それを突き止め、仲間として連れ帰りましょう』
「分かった。
それじゃ明日から数日間は、ファーティはそっちの方をよろしく頼むよ」
『御意』
「暫くは王国も動けないと思うから、焦らなくて良いからな」
例え1頭でも魔犬が増えたら、ファーティ達の作業が少しは軽減できるだろう。
是非とも探し出して来て欲しいものだ。
『それでしたら、主よ、我ら一家、全員がお暇を頂いても宜しいでしょうか?』
「どうした? 何か不都合でもあったか?」
『いえ、不都合ではありません。
愚息共の嫁探しもしてこようかと思います』
「嫁探し?」
『はい、我らは成長すると嫁となる者を探して旅に出ます。
その後、そのまま家族で暮らすか、群れに戻ってくるかとなるのです。
愚息共は、此処へ戻ってくるとの意思があると確認いたしました。
後は成長を待つだけなのですが、その時に今の様に余裕があるとは限りません。
ならば、今のうちに将来の嫁となる者を探してきた方が宜しいかと考えました』
「そう言う事なら、良いと思う。
じゃあ、明日から暫くはファーティ達全員が居なくなるんだな?」
『御意』
「じゃあ、ストレージに入れて、肉を少し持っていくか? 道中、お腹が空いた時に食べれば良いだろうし」
『主よ、我らはストレージを使えません』
「そうだった……」
ファーティ達が此処に来た当初、ファーティ達にもストレージが使えないか試してみたことがあった。

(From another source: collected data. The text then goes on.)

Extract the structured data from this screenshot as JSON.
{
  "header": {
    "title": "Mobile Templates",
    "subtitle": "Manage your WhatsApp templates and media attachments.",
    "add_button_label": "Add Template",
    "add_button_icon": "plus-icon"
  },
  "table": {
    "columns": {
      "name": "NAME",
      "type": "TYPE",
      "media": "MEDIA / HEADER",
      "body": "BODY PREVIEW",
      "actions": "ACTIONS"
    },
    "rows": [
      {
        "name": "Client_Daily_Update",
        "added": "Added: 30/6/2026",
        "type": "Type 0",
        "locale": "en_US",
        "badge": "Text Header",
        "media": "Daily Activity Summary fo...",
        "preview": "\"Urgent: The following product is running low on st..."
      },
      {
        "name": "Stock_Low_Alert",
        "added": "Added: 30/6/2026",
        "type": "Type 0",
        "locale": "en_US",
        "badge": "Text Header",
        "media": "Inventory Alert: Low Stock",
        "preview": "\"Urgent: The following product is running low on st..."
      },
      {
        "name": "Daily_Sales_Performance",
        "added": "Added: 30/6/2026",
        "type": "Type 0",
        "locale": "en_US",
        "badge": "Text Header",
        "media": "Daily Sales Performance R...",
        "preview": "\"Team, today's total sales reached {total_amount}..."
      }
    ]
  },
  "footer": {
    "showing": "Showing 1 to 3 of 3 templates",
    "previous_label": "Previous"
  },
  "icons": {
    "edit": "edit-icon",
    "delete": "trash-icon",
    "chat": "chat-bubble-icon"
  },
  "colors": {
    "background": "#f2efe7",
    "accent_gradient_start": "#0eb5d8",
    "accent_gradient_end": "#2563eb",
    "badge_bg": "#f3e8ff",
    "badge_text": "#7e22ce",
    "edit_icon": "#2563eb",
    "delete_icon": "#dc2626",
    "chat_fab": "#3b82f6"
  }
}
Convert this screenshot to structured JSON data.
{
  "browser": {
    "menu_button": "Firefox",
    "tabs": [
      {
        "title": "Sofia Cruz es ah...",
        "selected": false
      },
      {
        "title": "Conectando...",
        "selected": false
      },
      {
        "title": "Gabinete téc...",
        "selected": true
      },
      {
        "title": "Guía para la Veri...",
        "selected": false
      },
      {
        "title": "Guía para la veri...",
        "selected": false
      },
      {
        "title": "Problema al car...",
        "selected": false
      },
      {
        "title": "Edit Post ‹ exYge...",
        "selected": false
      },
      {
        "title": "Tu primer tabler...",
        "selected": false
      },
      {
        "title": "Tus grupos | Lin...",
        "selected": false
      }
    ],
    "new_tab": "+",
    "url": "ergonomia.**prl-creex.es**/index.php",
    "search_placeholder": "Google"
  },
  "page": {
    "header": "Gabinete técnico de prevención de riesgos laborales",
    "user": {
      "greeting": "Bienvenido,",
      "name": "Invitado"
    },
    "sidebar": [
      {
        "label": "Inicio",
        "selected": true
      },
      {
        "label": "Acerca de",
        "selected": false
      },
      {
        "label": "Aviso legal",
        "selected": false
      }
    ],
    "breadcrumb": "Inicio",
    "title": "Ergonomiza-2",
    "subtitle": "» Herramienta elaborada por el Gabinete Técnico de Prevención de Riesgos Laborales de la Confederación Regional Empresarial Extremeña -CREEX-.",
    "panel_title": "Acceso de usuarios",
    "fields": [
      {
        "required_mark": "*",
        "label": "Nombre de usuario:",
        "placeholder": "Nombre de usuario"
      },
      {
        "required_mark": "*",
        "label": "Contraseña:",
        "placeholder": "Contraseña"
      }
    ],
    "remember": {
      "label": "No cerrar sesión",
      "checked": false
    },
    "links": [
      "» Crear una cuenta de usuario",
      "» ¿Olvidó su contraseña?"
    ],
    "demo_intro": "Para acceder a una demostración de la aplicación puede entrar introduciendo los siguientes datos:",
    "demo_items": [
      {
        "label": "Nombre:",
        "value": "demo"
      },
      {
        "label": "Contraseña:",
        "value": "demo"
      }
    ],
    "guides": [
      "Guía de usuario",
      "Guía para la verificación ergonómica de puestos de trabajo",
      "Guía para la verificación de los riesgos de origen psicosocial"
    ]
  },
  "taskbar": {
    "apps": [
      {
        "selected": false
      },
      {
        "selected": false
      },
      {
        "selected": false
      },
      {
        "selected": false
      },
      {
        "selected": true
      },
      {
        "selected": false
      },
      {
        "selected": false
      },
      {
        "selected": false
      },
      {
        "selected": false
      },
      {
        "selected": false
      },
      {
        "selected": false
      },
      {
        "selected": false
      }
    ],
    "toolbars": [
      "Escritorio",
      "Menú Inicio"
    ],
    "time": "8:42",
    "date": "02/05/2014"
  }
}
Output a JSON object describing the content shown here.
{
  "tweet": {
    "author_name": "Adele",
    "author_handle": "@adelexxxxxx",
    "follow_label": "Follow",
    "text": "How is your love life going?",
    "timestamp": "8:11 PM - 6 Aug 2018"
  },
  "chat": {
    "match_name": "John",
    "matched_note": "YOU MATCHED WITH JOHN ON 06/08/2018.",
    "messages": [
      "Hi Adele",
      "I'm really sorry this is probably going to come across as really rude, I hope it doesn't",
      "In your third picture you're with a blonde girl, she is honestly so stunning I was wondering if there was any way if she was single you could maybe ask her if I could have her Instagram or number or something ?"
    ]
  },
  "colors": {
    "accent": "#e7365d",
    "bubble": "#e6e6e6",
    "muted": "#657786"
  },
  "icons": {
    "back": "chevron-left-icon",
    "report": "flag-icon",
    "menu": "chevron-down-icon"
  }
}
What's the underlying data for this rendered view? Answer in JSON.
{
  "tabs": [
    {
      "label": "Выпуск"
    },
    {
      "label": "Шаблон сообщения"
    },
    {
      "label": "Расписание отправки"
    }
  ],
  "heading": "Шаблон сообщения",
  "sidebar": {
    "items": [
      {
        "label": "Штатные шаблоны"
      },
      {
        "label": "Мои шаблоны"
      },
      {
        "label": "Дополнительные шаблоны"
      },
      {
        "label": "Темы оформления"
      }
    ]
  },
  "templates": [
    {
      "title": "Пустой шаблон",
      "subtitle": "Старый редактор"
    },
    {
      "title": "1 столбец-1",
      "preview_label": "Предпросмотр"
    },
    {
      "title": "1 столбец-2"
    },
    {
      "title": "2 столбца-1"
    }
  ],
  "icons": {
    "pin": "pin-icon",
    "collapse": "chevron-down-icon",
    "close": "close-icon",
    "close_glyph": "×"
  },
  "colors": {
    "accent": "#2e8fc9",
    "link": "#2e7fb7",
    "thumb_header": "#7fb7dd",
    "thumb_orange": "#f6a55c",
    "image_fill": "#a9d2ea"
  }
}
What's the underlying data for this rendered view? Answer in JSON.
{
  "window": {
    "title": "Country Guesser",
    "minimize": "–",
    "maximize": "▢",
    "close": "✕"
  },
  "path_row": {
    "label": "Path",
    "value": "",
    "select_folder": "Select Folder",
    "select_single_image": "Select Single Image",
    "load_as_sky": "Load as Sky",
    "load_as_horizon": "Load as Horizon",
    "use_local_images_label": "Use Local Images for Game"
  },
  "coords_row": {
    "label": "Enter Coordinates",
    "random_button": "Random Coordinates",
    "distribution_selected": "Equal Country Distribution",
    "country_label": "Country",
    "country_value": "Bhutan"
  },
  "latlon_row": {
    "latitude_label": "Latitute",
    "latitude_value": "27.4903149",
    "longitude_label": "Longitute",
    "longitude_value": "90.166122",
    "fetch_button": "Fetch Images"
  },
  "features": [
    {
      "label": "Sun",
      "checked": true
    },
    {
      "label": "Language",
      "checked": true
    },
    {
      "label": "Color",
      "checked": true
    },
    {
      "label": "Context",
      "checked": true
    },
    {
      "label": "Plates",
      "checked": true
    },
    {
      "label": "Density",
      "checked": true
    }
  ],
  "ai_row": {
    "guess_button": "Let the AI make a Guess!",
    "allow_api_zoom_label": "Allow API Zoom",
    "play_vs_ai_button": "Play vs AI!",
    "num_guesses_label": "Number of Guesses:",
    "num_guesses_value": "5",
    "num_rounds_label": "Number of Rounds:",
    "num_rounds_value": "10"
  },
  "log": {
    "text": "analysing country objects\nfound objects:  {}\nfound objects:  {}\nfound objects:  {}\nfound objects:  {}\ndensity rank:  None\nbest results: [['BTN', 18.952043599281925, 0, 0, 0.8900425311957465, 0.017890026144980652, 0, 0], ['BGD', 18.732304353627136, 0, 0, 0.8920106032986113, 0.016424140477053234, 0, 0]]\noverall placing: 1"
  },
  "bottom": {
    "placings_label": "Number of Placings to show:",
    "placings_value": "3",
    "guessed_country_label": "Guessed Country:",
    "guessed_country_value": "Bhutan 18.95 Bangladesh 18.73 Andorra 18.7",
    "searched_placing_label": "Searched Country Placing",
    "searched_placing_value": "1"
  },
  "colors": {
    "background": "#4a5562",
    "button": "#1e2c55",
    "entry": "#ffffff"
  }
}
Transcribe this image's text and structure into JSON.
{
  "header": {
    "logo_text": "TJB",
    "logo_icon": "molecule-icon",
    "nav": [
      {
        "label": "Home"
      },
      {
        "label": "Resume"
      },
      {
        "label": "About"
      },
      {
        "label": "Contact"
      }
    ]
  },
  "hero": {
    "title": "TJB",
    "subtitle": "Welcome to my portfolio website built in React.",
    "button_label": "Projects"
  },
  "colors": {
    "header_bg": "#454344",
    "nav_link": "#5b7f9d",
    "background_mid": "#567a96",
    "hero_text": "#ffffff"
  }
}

結論から言うと、ファーティ達にはストレージを使う事は困難だと判断した。
ストレージを持ち歩き、中へと収納することは問題なく出来たが、取り出すことが出来なかった。
原因はストレージの中から物を取り出すことが出来なかった。
ストレージの中へ頭を突っ込んでも、息が出来なくなってしまう為なのか、直ぐにストレージから顔を出してしまった。
多分、あの感じだと、中で口を開けることも出来ないだろう。
『我らは行く先で狩りをし、食料を得ますので心配無用に御座います』
「何もしてやれなくて、済まないな」
『勿体なきお言葉』
「じゃあ、アルルには暫くの間、アインス、ツヴァイとの模擬戦が無いことを伝えておくよ」
『御意』
この後、アルルの下へ行き、ファーティ達が暫く留守にすることを伝えた。